How is it different from using ZF as a meta-theory to study ZF(C)? Is there anything special about category theory vis-à-vis ZF as a meta-theory? You're not arguing about ontology or the nature of truth, because you've picked category theory as your ontology just like you could pick ZF or ZFC.

  • gylterud 4 days ago

    Category theory gives a structural framework for discussing these things. The various categories live side by side and can be related with functors. This allows a broader view and makes it easier perhaps, to understand that there isn’t a right answer to “what is true” about sets in the absolute.

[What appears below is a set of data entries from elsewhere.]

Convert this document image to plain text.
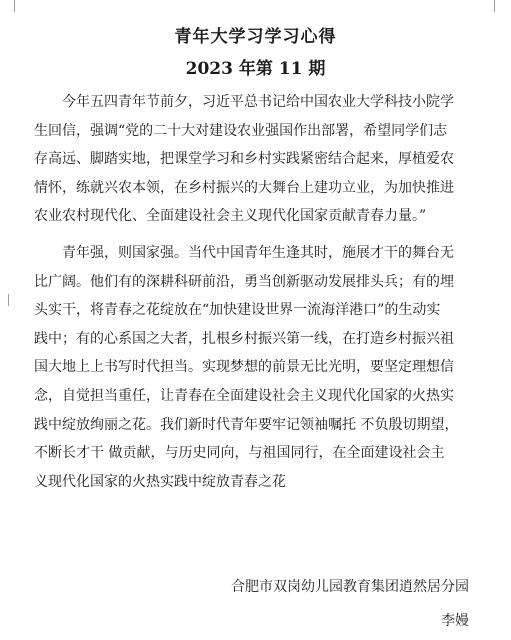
青年大学习学习心得
2023 年第 11 期

　　今年五四青年节前夕，习近平总书记给中国农业大学科技小院学
生回信，强调“党的二十大对建设农业强国作出部署，希望同学们志
存高远、脚踏实地，把课堂学习和乡村实践紧密结合起来，厚植爱农
情怀，练就兴农本领，在乡村振兴的大舞台上建功立业，为加快推进
农业农村现代化、全面建设社会主义现代化国家贡献青春力量。”

　　青年强，则国家强。当代中国青年生逢其时，施展才干的舞台无
比广阔。他们有的深耕科研前沿，勇当创新驱动发展排头兵；有的埋
头实干，将青春之花绽放在“加快建设世界一流海洋港口”的生动实
践中；有的心系国之大者，扎根乡村振兴第一线，在打造乡村振兴祖
国大地上上书写时代担当。实现梦想的前景无比光明，要坚定理想信
念，自觉担当重任，让青春在全面建设社会主义现代化国家的火热实
践中绽放绚丽之花。我们新时代青年要牢记领袖嘱托 不负殷切期望，
不断长才干 做贡献，与历史同向，与祖国同行，在全面建设社会主
义现代化国家的火热实践中绽放青春之花

合肥市双岗幼儿园教育集团逍然居分园
李嫚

    • LudwigNagasena 4 days ago

      But then you would think there is a right answer to “what is true” about categories, and you would face AC again.

      • gylterud 2 days ago

        For sure there would have to be a meta theory of some sort. But, I think that many classical mathematicians would be happy with that meta theory to be weaker, rather than stronger. I don't think there is a need for that theory to have AC. After all, thanks to its independence of from the other axioms, AC does not add logical strength to a classical theory.

        (For die-hard constructivists, such as myself, the story is of course different. But that story is for a another time. I am presenting the classical view here.)

alexey-salmin 4 days ago

Doesn't "continuous" make all the difference here? AC doesn't contain a comparable limitation, so the analogy doesn't work that week.

  • pfortuny 4 days ago

    Yes, but the parent comment is trying to say "imagine the world would only be made up of topological spaces and continuous maps". Then the retraction principle would not hold.